Take a moment to think of your favorite brands—the logo, products and services, and presence in brick-and-mortar stores and virtual marketing. Whether that list includes Google, Nike, or Coca-Cola, your favorite brands evoke specific feelings and a sense of connection. Your experience with these companies has been designed a certain way based on the way you, their customer, will interact with their products and services, which is what experiential design is all about. Every touch point with your company is a chance to make a valuable impression.'Every touch point with your company is a chance to make a valuable impression.' - Kristen Bryan, id8 Click To Tweet
Why Choose Experiential Design?
Creating a brand using experiential design allows the branding process to remain customer-focused on wants and needs, developing brand trust and loyalty. Because people are driven by emotion and use logic to support their views, creating compelling content in branding is imperative. It’s been said that customers want experiences, not products, and could just as easily switch to a competitor to show their disappointment over a bad interaction. And for you, that could be choosing Apple over Google, Puma over Nike, and Pepsi over Coca-Cola.
Consistency is key in any brand experience, from the first time a customer contacts a business to ultimately purchasing goods. Every step in the process should be memorable and on-brand, and should drive audiences to continue interacting with the brand. And, if every interaction is catered specifically to the audience, they will begin to see the brand as a solution to their need.
Where Does Experiential Design Start?
Because experiential design is creating a brand through the eyes of the customer, the process begins before even stepping foot in the building. When a customer wants to purchase goods or services, they travel to a location that sells it. So, the experience of simply finding the building should be branded, including wayfinding and signage, upkeep of the building and landscape, and even the area in which the building is located. Before the customer even sees the product or service, they should immediately have a feeling of who the company is based on just traveling to the location alone.
Once inside the building, how does the company make the customer feel? Does the building have a distinct smell or use candles? Are the furniture and décor up-to-date? Are they greeted with a warm, friendly welcome by a receptionist? If the space conveys the business’s brand poorly, the customer will have a negative experience and adversely impact their experience. However, if the space captures the brand story, it sets a solid foundation for a positive experience.
As part of their rebrand, Spectra Gutter Systems applied experiential design to improve the appearance their customer pickup showroom to help connect with their customer. Designers assessed every step of interaction with the brand, from entering the parking lot to walking to the door, and filling out paperwork and placing the order. The review during this process revealed Spectra’s showroom lacked a calculated purpose of educating who Spectra is and their importance. To create a better customer experience, Spectra installed a new graphic on a large bare wall exposed during the pickup process to inspire contractors and employees entering the area. The graphic, which includes an inspirational quote “Conquer your day” overlaid on a black and white photo collage, speaks to Spectra’s 40-year history and success as an American family and veteran-owned company.
How Will I Benefit?
Like Spectra, aligning your brand with the needs of your customer and developing relationships creates a tremendous opportunity for growth outside of traditional marketing. When people believe in a brand, they want to share their opinion wherever they can, especially on social media channels. However, the same stands for those who have poor experiences, and bad news can travel quickly. When your customers have a positive experience, they become brand ambassadors, effectively spreading your brand’s message and making connections outside of your personal reach.

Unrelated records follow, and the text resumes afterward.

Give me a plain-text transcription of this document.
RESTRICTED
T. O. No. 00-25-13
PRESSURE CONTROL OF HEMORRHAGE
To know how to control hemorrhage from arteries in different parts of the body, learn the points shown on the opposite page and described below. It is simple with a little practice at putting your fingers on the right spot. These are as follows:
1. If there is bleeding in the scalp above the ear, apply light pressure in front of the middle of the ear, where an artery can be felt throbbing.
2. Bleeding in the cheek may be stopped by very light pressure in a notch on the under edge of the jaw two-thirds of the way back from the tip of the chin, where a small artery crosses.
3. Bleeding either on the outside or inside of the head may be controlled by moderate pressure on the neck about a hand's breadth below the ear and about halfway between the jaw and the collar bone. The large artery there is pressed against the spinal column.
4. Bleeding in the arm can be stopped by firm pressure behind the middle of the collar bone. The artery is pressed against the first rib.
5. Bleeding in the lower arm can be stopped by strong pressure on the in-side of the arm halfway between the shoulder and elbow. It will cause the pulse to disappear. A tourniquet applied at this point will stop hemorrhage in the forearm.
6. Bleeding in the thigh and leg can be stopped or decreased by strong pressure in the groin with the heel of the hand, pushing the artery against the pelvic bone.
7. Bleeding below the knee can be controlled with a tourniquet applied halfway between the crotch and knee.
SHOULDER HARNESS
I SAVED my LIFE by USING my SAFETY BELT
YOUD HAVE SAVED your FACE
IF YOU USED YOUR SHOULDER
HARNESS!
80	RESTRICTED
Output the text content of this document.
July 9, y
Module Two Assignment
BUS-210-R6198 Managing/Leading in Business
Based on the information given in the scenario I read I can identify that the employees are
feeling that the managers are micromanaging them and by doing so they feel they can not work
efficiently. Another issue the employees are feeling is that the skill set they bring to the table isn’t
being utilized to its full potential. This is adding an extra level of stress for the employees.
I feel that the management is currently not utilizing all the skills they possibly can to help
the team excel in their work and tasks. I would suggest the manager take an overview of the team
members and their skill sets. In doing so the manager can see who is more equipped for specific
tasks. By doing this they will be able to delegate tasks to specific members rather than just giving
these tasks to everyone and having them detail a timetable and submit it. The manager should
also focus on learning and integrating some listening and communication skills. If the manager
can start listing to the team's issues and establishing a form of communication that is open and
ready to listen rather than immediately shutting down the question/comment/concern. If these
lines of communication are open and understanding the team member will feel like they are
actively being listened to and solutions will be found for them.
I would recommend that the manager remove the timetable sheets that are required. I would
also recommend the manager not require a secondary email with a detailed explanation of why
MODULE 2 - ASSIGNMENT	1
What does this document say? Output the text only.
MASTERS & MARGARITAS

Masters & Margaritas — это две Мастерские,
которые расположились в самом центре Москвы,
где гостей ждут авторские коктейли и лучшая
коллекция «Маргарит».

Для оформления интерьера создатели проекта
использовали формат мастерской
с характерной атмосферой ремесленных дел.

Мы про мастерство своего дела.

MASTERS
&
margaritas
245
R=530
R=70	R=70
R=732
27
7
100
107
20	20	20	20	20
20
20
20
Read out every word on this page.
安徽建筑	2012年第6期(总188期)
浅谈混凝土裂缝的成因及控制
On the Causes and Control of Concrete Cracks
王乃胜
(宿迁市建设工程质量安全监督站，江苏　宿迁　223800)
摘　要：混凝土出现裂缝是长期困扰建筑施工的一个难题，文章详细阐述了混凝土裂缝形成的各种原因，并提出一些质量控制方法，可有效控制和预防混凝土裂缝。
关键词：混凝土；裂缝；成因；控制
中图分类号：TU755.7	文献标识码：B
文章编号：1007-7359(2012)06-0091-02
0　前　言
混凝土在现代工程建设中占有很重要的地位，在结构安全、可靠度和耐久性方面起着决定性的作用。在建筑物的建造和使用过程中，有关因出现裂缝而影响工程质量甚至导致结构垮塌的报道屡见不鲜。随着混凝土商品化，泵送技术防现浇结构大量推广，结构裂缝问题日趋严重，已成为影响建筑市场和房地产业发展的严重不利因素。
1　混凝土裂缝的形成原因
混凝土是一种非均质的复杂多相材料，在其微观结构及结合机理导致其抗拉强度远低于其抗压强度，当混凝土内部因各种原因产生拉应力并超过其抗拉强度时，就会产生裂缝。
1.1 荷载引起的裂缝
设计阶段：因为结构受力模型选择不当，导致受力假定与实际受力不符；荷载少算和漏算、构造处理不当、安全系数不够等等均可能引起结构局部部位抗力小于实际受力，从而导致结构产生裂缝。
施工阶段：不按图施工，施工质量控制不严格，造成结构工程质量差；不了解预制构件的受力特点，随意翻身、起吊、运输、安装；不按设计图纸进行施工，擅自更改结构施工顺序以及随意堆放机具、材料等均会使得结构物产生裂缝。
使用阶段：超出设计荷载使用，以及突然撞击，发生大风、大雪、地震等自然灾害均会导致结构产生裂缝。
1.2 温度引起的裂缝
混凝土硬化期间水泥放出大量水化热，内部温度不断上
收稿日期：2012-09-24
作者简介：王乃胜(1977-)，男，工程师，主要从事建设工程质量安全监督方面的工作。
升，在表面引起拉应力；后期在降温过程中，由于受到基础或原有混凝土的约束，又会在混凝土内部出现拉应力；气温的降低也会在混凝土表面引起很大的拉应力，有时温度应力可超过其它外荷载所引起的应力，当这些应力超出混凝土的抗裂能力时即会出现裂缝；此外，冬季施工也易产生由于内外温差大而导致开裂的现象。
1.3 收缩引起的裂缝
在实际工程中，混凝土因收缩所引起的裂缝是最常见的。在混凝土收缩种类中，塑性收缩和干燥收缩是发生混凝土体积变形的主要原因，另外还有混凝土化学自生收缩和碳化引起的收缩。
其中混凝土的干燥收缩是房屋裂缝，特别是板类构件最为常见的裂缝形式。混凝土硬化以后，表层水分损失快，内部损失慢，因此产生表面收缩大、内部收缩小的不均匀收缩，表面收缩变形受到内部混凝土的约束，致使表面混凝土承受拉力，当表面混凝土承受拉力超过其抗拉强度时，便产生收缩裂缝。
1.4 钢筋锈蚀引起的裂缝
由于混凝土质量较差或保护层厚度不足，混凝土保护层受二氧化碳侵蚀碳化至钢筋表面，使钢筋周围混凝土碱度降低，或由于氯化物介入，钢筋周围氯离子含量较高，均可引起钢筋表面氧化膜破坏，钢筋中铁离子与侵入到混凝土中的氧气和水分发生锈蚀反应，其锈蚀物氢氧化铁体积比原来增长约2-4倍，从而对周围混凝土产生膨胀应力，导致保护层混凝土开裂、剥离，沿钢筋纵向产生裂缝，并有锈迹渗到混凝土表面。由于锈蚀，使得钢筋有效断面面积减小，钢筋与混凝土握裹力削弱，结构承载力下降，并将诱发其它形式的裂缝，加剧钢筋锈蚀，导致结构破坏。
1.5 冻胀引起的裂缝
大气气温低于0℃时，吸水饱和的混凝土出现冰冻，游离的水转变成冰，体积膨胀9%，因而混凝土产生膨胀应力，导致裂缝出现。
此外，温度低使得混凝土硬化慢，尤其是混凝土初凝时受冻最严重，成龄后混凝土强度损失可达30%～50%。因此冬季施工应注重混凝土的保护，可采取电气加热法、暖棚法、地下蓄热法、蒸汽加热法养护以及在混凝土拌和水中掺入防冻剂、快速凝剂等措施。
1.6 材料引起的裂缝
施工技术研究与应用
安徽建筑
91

First impressions truly are everything when it comes to experiential design. When done well, this process will positively impact the entire brand experience and create customers for life. Branding is the art of differentiating yourself from the competition, and your brand should seamlessly flow through every touchpoint. Take marble slab creameries for example. Anyone can go to the store to buy their favorite pint of ice cream, but people will choose to go to their local ice cream shop for not only the flavor but also the experience and tradition. From the second they walk onto the property, they see themed furniture, hear summer music vibes, and smell the waffle cones being cooked. Then, they get to experience the art of creating their own ice cream the way they choose: one or three scoops in whatever flavor they want, in a cone or a cup, and all the mix-ins they could dream of. This experience alone draws its customers to choose them over a local grocery store. The distinctions can even come down to different creameries themselves—one could focus more on a California ambiance, where another could focus more on creating old-time ice cream and soda bar shop feel—and every aspect of the experience will reflect this.
With today’s business environment centered around customer interaction, using experiential design in branding has proved successful in creating an impactful brand. It creates an emotional connection with the customer, provides a solution to their specific need, and develops brand loyalty.